Sertifikasi ISO 9001:2000 di proses Help Desk atau Call Center dapat memberikan contoh bagaimana manfaat dari pendekatan preventif tersebut. Dengan mendefinisikan tugas tanggung jawab operator, memberikan pelatihan bagi mereka, mempersiapkan tata kerja yang baik temasuk identifikasi keluhan yang diterima sampai memonitor status penyelesainnya, merawat alat-alat yang digunakan dan lain sebagainya, seluruhnya berfungsi maksimal untuk meminimumkan komplain pelanggan dalam media komunikasi publik seperti surat kabar, majalah ataupun radion dan TV. Jika sampai komplain pelanggan muncul di media komunikasi publik dapat dipastikan mengganggu corporate image perusahaan dan juga memberikan dampak langsung seperti enggannya nasabah atau calon nasabah melakukan transaksi perbankan yang memberikan pendapatan bagi bank. Contoh lain yang lebih dramatis misalnya isu kalah kliring yang pada periode 90’an membuat nasabah berbondong bondong menarik dananya dalam waktu singkat dan mengakibatkan kesulitan likuiditas bagi bank yang bersangkutan. Manfaat pendekatan preventif dapat dengan mudah diukur karena dampaknya langsung dirasakan dan harus segera ditanggulangi untuk mencegah kerugian yang lebih besar lagi baik kerugian material atapun terganggunya reputasi perusahaan. Sebaliknya jika kita bertransaksi di Teller pada saat mengambil uang tunai dan ternyata ada kekurangan jumlah uang yang diberikan oleh Teller, maka ketika nasabah meminta kekurangannya setelah menghitung uang di depan counter, Teller dapat langsung memberikannya. Bagaimana menghitung kerugian kwantitatif dari proses kerja ulang tersebut cukup sulit dan dampaknya dirasakan minimum saja karena cukup dengan permintaan maaf dari Teller hal itu sudah terselesaikan.
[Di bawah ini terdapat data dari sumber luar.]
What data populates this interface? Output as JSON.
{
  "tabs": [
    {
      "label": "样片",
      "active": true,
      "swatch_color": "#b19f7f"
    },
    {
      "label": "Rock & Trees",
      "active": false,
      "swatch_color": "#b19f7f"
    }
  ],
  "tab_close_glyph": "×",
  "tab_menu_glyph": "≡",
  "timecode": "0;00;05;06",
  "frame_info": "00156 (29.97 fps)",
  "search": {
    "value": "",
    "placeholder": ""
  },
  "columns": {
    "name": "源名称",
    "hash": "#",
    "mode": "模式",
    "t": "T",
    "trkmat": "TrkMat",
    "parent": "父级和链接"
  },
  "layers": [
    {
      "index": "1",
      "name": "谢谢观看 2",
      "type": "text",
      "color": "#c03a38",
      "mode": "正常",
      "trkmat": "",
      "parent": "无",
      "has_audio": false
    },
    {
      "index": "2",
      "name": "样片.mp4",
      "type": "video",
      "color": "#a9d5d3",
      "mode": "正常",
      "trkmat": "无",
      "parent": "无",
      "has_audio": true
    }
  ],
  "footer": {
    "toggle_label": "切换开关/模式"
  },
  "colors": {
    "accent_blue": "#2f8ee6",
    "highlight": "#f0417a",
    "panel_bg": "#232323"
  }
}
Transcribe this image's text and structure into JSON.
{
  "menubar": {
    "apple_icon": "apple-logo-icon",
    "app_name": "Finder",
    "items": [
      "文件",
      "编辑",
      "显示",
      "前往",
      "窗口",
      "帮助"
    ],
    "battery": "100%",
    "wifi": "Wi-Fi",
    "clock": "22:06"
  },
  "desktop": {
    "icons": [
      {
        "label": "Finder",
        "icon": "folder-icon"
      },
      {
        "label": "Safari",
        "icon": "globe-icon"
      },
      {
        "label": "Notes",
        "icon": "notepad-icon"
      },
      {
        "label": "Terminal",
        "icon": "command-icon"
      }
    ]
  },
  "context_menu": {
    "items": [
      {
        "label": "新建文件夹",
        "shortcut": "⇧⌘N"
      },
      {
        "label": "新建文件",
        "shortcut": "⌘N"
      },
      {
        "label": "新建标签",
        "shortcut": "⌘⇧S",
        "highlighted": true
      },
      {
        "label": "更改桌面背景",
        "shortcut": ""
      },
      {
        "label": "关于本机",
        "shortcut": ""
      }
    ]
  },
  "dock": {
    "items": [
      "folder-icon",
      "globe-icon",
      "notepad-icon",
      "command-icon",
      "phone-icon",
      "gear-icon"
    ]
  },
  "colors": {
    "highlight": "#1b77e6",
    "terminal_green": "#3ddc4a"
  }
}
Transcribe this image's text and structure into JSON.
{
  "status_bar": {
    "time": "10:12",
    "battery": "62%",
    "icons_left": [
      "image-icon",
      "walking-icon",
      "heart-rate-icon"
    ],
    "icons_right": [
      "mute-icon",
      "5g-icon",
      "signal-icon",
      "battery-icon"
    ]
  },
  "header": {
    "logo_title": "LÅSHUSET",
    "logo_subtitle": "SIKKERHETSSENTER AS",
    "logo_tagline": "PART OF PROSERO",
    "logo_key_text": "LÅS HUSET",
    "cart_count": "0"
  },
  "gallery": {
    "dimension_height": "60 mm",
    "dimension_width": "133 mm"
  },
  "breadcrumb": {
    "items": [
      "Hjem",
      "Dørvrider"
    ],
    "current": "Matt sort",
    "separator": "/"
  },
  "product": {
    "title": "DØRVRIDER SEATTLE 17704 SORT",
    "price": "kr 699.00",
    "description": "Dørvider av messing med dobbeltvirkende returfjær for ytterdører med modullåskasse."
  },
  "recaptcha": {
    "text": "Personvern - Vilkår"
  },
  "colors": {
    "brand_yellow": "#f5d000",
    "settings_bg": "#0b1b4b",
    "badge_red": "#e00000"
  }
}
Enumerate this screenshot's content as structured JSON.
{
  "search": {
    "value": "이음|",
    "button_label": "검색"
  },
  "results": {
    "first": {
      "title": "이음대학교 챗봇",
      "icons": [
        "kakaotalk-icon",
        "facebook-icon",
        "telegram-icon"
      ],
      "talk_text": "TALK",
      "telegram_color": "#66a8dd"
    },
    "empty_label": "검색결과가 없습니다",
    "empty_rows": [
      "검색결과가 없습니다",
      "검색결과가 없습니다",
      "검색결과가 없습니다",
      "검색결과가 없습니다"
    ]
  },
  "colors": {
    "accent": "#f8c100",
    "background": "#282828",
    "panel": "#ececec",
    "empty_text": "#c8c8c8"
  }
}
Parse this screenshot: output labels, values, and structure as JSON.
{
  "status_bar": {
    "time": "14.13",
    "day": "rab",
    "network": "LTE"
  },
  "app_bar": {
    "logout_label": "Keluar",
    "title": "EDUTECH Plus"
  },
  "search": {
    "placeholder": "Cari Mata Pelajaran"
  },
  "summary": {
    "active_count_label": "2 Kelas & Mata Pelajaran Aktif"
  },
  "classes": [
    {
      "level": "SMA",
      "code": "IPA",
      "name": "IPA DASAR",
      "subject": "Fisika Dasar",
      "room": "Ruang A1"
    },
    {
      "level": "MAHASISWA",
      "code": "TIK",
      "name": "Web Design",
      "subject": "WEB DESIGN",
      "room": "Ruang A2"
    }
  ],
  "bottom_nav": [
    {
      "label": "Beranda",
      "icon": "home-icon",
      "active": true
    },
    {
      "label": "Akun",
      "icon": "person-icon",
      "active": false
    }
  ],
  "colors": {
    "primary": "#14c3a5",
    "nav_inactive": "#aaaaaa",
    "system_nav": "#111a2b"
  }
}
Perananan IT untuk menjawab “customer base approach” meningkat tajam dalam kurun waktu 10 tahun belakangan ini, walaupun demikian tetap saja peran manusia -dalam hal ini brainware- di industri keuangan tidak bisa diabaikan begitu saja sebagai bagian dari proses produksi dalam suatu transaksi keuangan. Konsekwensi dari penggunaan infrastruktur IT baik hardware dan software membuat terintegrasinya proses-proses produksi dalam transaksi keuangan dan menggeser peran manusia dari fungsi pelaksana langsung proses produksi ke fungsi pengawasan mesin yang berproduksi. Sayangnya dalam proses monitoring tersebut pendekatan yang dipergunakan adalah “immediate action” dengan tujuan utama menjaga kesinambungan produksi semata-mata ditambah lagi dengan keterbatasan infrastruktur IT baik dari segi jumlah ataupun fungsinya, serta kurangnya sumber daya manusia untuk fungsi pengawasan produksi sangat membatasi para pelaku untuk melaksanakan tindakan perbaikan dan terlebih lagi tindakan pencegahan yang memadai.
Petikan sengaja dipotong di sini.